All that is outweighed by his merits. There has been a recent flowering of military history in England, with authors like Antony Beevor and Andrew Roberts, and standing above them the great names of Michael Howard and M. R. D. Foot, two men who served gallantly in the war before writing brilliantly about it.

¶ Sarah Fay on The Birth of Love, by Joanna Kavenna. This unfavorable, too-short review sheds very little light.

Kavenna is the author of a much praised novel, “Inglorious,” which won the Orange Prize for first fiction in 2008, and a well-­regarded travel diary, “The Ice Museum: In Search of the Lost Land of Thule.” In this ambitious but ultimately unsuccessful new novel, what seem failures may also illustrate one of her most crucial arguments: that ideas are useless without a human context. To receive a message, we need a messenger. As Semmelweis asks Lucius, “What becomes of the failed messenger?” Reading “The Birth of Love,” we can’t help asking the same question.

 

¶ Gaiutra Bahadur on Island Beneath the Sea, a novel by Isabel Allende. This unhelpful review contemplates a book about Haiti that Ms Allende did not write.
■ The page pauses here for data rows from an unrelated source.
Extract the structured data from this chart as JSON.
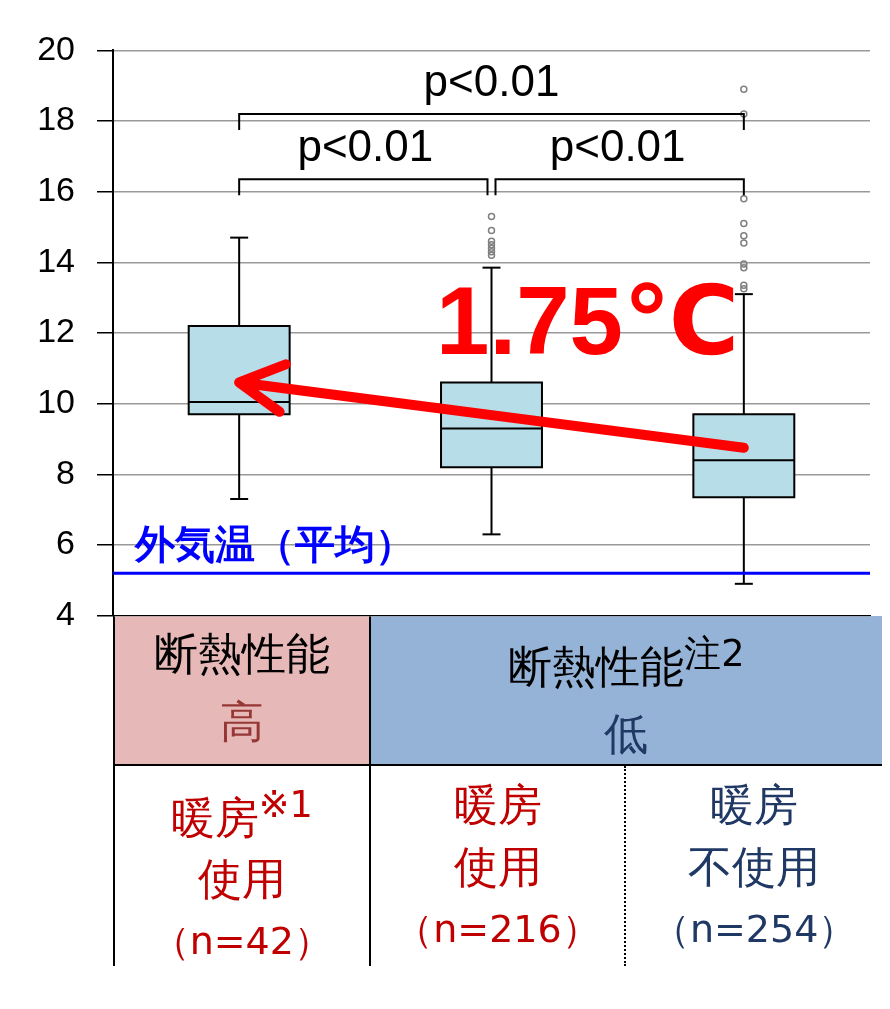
{
  "chart_data": {
    "type": "box",
    "categories": [
      "暖房$^{※1}$使用（n=42）",
      "暖房使用（n=216）",
      "暖房不使用（n=254）"
    ],
    "color": "#b7dde8",
    "boxes": [
      {
        "low": 7.3,
        "q1": 9.7,
        "median": 10.05,
        "q3": 12.2,
        "high": 14.7,
        "mean": 10.6
      },
      {
        "low": 6.3,
        "q1": 8.2,
        "median": 9.3,
        "q3": 10.6,
        "high": 13.85,
        "mean": 9.6,
        "outliers": [
          15.3,
          14.9,
          14.6,
          14.5,
          14.4,
          14.3,
          14.2
        ]
      },
      {
        "low": 4.9,
        "q1": 7.35,
        "median": 8.4,
        "q3": 9.7,
        "high": 13.1,
        "mean": 8.75,
        "outliers": [
          18.9,
          18.2,
          15.8,
          15.1,
          14.75,
          14.55,
          13.95,
          13.85,
          13.35,
          13.25
        ]
      }
    ],
    "ylim": [
      4,
      20
    ],
    "yticks": [
      4,
      6,
      8,
      10,
      12,
      14,
      16,
      18,
      20
    ],
    "grid": "y",
    "ref_lines": [
      {
        "axis": "y",
        "value": 5.2,
        "label": "外気温（平均）",
        "color": "#0000ff"
      }
    ],
    "annotations": [
      "p<0.01",
      "p<0.01",
      "p<0.01",
      "1.75℃",
      "断熱性能高",
      "断熱性能$^{注2}$低"
    ]
  }
}
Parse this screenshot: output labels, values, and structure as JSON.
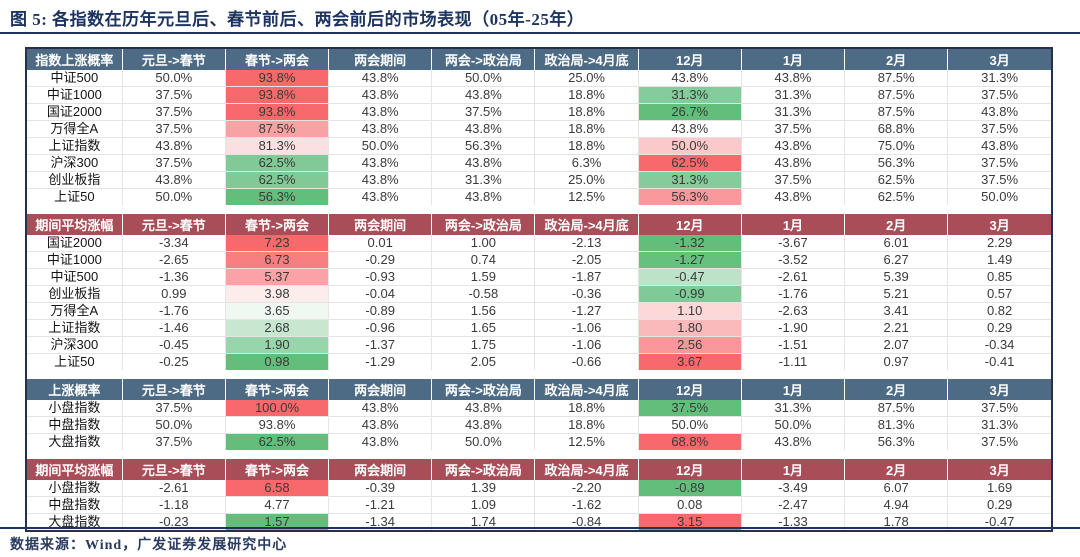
{
  "title": "图 5:  各指数在历年元旦后、春节前后、两会前后的市场表现（05年-25年）",
  "source_note": "数据来源：Wind，广发证券发展研究中心",
  "colors": {
    "title_navy": "#1d3461",
    "header_blue": "#4d6b84",
    "header_red": "#a94d58",
    "outer_border": "#27304a",
    "grid_line": "#e4e4e4",
    "heat_red_max": "#f8696b",
    "heat_green_max": "#63be7b"
  },
  "chart_data": {
    "type": "table",
    "period_columns": [
      "元旦->春节",
      "春节->两会",
      "两会期间",
      "两会->政治局",
      "政治局->4月底",
      "12月",
      "1月",
      "2月",
      "3月"
    ],
    "sections": [
      {
        "label": "指数上涨概率",
        "theme": "blue",
        "gap_after": true,
        "rows": [
          {
            "label": "中证500",
            "values": [
              "50.0%",
              "93.8%",
              "43.8%",
              "50.0%",
              "25.0%",
              "43.8%",
              "43.8%",
              "87.5%",
              "31.3%"
            ],
            "colors": [
              null,
              "#f8696b",
              null,
              null,
              null,
              null,
              null,
              null,
              null
            ]
          },
          {
            "label": "中证1000",
            "values": [
              "37.5%",
              "93.8%",
              "43.8%",
              "43.8%",
              "18.8%",
              "31.3%",
              "31.3%",
              "87.5%",
              "37.5%"
            ],
            "colors": [
              null,
              "#f8696b",
              null,
              null,
              null,
              "#84cc9b",
              null,
              null,
              null
            ]
          },
          {
            "label": "国证2000",
            "values": [
              "37.5%",
              "93.8%",
              "43.8%",
              "37.5%",
              "18.8%",
              "26.7%",
              "31.3%",
              "87.5%",
              "43.8%"
            ],
            "colors": [
              null,
              "#f8696b",
              null,
              null,
              null,
              "#63be7b",
              null,
              null,
              null
            ]
          },
          {
            "label": "万得全A",
            "values": [
              "37.5%",
              "87.5%",
              "43.8%",
              "43.8%",
              "18.8%",
              "43.8%",
              "37.5%",
              "68.8%",
              "37.5%"
            ],
            "colors": [
              null,
              "#f9a2a4",
              null,
              null,
              null,
              null,
              null,
              null,
              null
            ]
          },
          {
            "label": "上证指数",
            "values": [
              "43.8%",
              "81.3%",
              "50.0%",
              "56.3%",
              "18.8%",
              "50.0%",
              "43.8%",
              "75.0%",
              "43.8%"
            ],
            "colors": [
              null,
              "#fcdfe0",
              null,
              null,
              null,
              "#fbc9ca",
              null,
              null,
              null
            ]
          },
          {
            "label": "沪深300",
            "values": [
              "37.5%",
              "62.5%",
              "43.8%",
              "43.8%",
              "6.3%",
              "62.5%",
              "43.8%",
              "56.3%",
              "37.5%"
            ],
            "colors": [
              null,
              "#7fca96",
              null,
              null,
              null,
              "#f8696b",
              null,
              null,
              null
            ]
          },
          {
            "label": "创业板指",
            "values": [
              "43.8%",
              "62.5%",
              "43.8%",
              "31.3%",
              "25.0%",
              "31.3%",
              "37.5%",
              "62.5%",
              "37.5%"
            ],
            "colors": [
              null,
              "#7fca96",
              null,
              null,
              null,
              "#84cc9b",
              null,
              null,
              null
            ]
          },
          {
            "label": "上证50",
            "values": [
              "50.0%",
              "56.3%",
              "43.8%",
              "43.8%",
              "12.5%",
              "56.3%",
              "43.8%",
              "62.5%",
              "50.0%"
            ],
            "colors": [
              null,
              "#63be7b",
              null,
              null,
              null,
              "#f9999b",
              null,
              null,
              null
            ]
          }
        ]
      },
      {
        "label": "期间平均涨幅",
        "theme": "red",
        "gap_after": true,
        "rows": [
          {
            "label": "国证2000",
            "values": [
              "-3.34",
              "7.23",
              "0.01",
              "1.00",
              "-2.13",
              "-1.32",
              "-3.67",
              "6.01",
              "2.29"
            ],
            "colors": [
              null,
              "#f8696b",
              null,
              null,
              null,
              "#63be7b",
              null,
              null,
              null
            ]
          },
          {
            "label": "中证1000",
            "values": [
              "-2.65",
              "6.73",
              "-0.29",
              "0.74",
              "-2.05",
              "-1.27",
              "-3.52",
              "6.27",
              "1.49"
            ],
            "colors": [
              null,
              "#f97e81",
              null,
              null,
              null,
              "#66c07e",
              null,
              null,
              null
            ]
          },
          {
            "label": "中证500",
            "values": [
              "-1.36",
              "5.37",
              "-0.93",
              "1.59",
              "-1.87",
              "-0.47",
              "-2.61",
              "5.39",
              "0.85"
            ],
            "colors": [
              null,
              "#faa2a4",
              null,
              null,
              null,
              "#bce2c7",
              null,
              null,
              null
            ]
          },
          {
            "label": "创业板指",
            "values": [
              "0.99",
              "3.98",
              "-0.04",
              "-0.58",
              "-0.36",
              "-0.99",
              "-1.76",
              "5.21",
              "0.57"
            ],
            "colors": [
              null,
              "#fdecec",
              null,
              null,
              null,
              "#7fca96",
              null,
              null,
              null
            ]
          },
          {
            "label": "万得全A",
            "values": [
              "-1.76",
              "3.65",
              "-0.89",
              "1.56",
              "-1.27",
              "1.10",
              "-2.63",
              "3.41",
              "0.82"
            ],
            "colors": [
              null,
              "#f0f8f2",
              null,
              null,
              null,
              "#fcd8d9",
              null,
              null,
              null
            ]
          },
          {
            "label": "上证指数",
            "values": [
              "-1.46",
              "2.68",
              "-0.96",
              "1.65",
              "-1.06",
              "1.80",
              "-1.90",
              "2.21",
              "0.29"
            ],
            "colors": [
              null,
              "#c8e7d1",
              null,
              null,
              null,
              "#fab9bb",
              null,
              null,
              null
            ]
          },
          {
            "label": "沪深300",
            "values": [
              "-0.45",
              "1.90",
              "-1.37",
              "1.75",
              "-1.06",
              "2.56",
              "-1.51",
              "2.07",
              "-0.34"
            ],
            "colors": [
              null,
              "#98d5ab",
              null,
              null,
              null,
              "#f9989a",
              null,
              null,
              null
            ]
          },
          {
            "label": "上证50",
            "values": [
              "-0.25",
              "0.98",
              "-1.29",
              "2.05",
              "-0.66",
              "3.67",
              "-1.11",
              "0.97",
              "-0.41"
            ],
            "colors": [
              null,
              "#63be7b",
              null,
              null,
              null,
              "#f8696b",
              null,
              null,
              null
            ]
          }
        ]
      },
      {
        "label": "上涨概率",
        "theme": "blue",
        "gap_after": true,
        "rows": [
          {
            "label": "小盘指数",
            "values": [
              "37.5%",
              "100.0%",
              "43.8%",
              "43.8%",
              "18.8%",
              "37.5%",
              "31.3%",
              "87.5%",
              "37.5%"
            ],
            "colors": [
              null,
              "#f8696b",
              null,
              null,
              null,
              "#63be7b",
              null,
              null,
              null
            ]
          },
          {
            "label": "中盘指数",
            "values": [
              "50.0%",
              "93.8%",
              "43.8%",
              "43.8%",
              "18.8%",
              "50.0%",
              "50.0%",
              "81.3%",
              "31.3%"
            ],
            "colors": [
              null,
              null,
              null,
              null,
              null,
              null,
              null,
              null,
              null
            ]
          },
          {
            "label": "大盘指数",
            "values": [
              "37.5%",
              "62.5%",
              "43.8%",
              "50.0%",
              "12.5%",
              "68.8%",
              "43.8%",
              "56.3%",
              "37.5%"
            ],
            "colors": [
              null,
              "#63be7b",
              null,
              null,
              null,
              "#f8696b",
              null,
              null,
              null
            ]
          }
        ]
      },
      {
        "label": "期间平均涨幅",
        "theme": "red",
        "gap_after": false,
        "rows": [
          {
            "label": "小盘指数",
            "values": [
              "-2.61",
              "6.58",
              "-0.39",
              "1.39",
              "-2.20",
              "-0.89",
              "-3.49",
              "6.07",
              "1.69"
            ],
            "colors": [
              null,
              "#f8696b",
              null,
              null,
              null,
              "#63be7b",
              null,
              null,
              null
            ]
          },
          {
            "label": "中盘指数",
            "values": [
              "-1.18",
              "4.77",
              "-1.21",
              "1.09",
              "-1.62",
              "0.08",
              "-2.47",
              "4.94",
              "0.29"
            ],
            "colors": [
              null,
              null,
              null,
              null,
              null,
              null,
              null,
              null,
              null
            ]
          },
          {
            "label": "大盘指数",
            "values": [
              "-0.23",
              "1.57",
              "-1.34",
              "1.74",
              "-0.84",
              "3.15",
              "-1.33",
              "1.78",
              "-0.47"
            ],
            "colors": [
              null,
              "#63be7b",
              null,
              null,
              null,
              "#f8696b",
              null,
              null,
              null
            ]
          }
        ]
      }
    ]
  }
}
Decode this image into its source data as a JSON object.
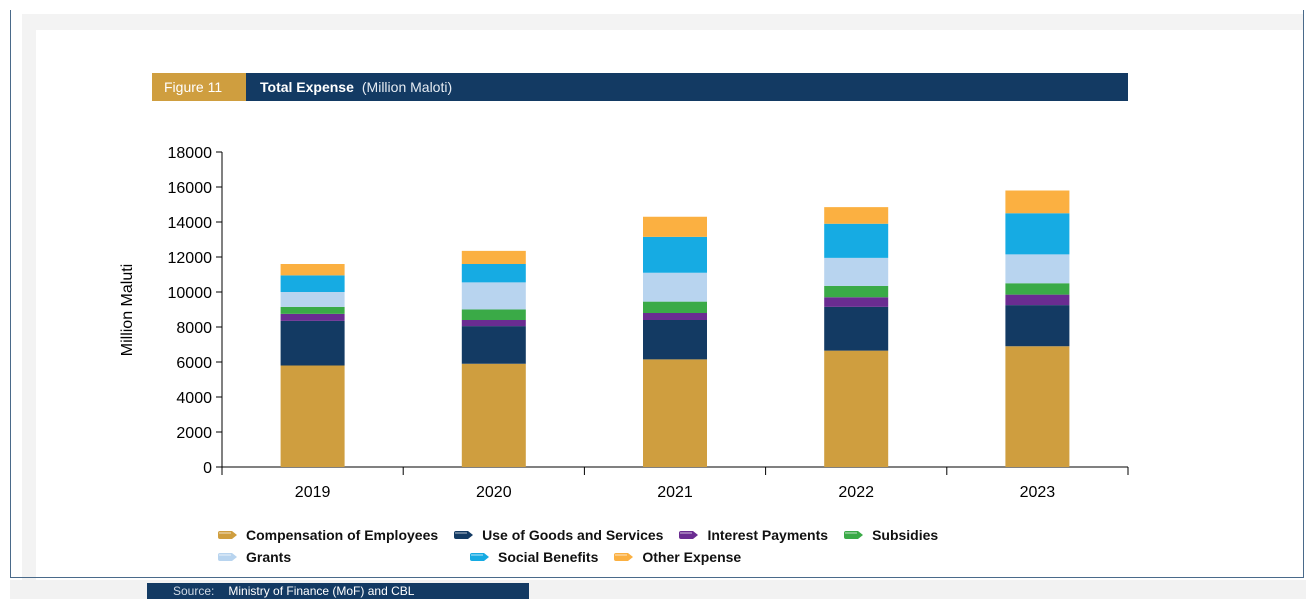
{
  "figure": {
    "label": "Figure 11",
    "title": "Total Expense",
    "unit": "(Million Maloti)"
  },
  "source": {
    "label": "Source:",
    "text": "Ministry of Finance (MoF) and CBL"
  },
  "chart_data": {
    "type": "bar",
    "stacked": true,
    "categories": [
      "2019",
      "2020",
      "2021",
      "2022",
      "2023"
    ],
    "ylabel": "Million Maluti",
    "xlabel": "",
    "ylim": [
      0,
      18000
    ],
    "yticks": [
      0,
      2000,
      4000,
      6000,
      8000,
      10000,
      12000,
      14000,
      16000,
      18000
    ],
    "grid": false,
    "legend_position": "bottom",
    "series": [
      {
        "name": "Compensation of Employees",
        "color": "#cf9e3f",
        "values": [
          5800,
          5900,
          6150,
          6650,
          6900
        ]
      },
      {
        "name": "Use of Goods and Services",
        "color": "#133a63",
        "values": [
          2550,
          2150,
          2250,
          2500,
          2350
        ]
      },
      {
        "name": "Interest Payments",
        "color": "#6a2c91",
        "values": [
          400,
          350,
          400,
          550,
          600
        ]
      },
      {
        "name": "Subsidies",
        "color": "#3aaa47",
        "values": [
          400,
          600,
          650,
          650,
          650
        ]
      },
      {
        "name": "Grants",
        "color": "#b8d4ef",
        "values": [
          850,
          1550,
          1650,
          1600,
          1650
        ]
      },
      {
        "name": "Social Benefits",
        "color": "#16abe3",
        "values": [
          950,
          1050,
          2050,
          1950,
          2350
        ]
      },
      {
        "name": "Other Expense",
        "color": "#fbb041",
        "values": [
          650,
          750,
          1150,
          950,
          1300
        ]
      }
    ]
  }
}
In a welcome revision, Allende brings women to the forefront of the story of the rebellion. She replaces the African war god Ogun with the love goddess Erzulie. (In the one episode that most approaches magic realism, Erzulie possesses Zarité, but even then it’s unclear whether this is merely happening in Zarité’s imagination.) Ultimately, however, Allende has traded innovative language and technique for a fundamentally straight­forward historical pageant. There is plenty of melodrama and coincidence in “Island Beneath the Sea,” but not much magic.

¶ Jincy Willett on Happy Now?, a novel by Katherine Shonk. An example of the unhelpful product of cramming too much storytelling into too little space.

When at last Claire allows herself to relive the Valentine’s party, she tracks Jay’s movements through the crowd from moment to moment, remembering his words (minimal), his attitude toward her (friendly, detached, tolerant), the exact look of the sky when he parted those black drapes and slipped behind them. In these pages, “Happy Now?” becomes a dark thriller as Claire, ready to face the truth, pursues it with desperation. To Shonk’s credit, the horror of this process overrides the novel’s muted tone. Claire searches for answers she knows will never come. The whole point of a compartment is the wall.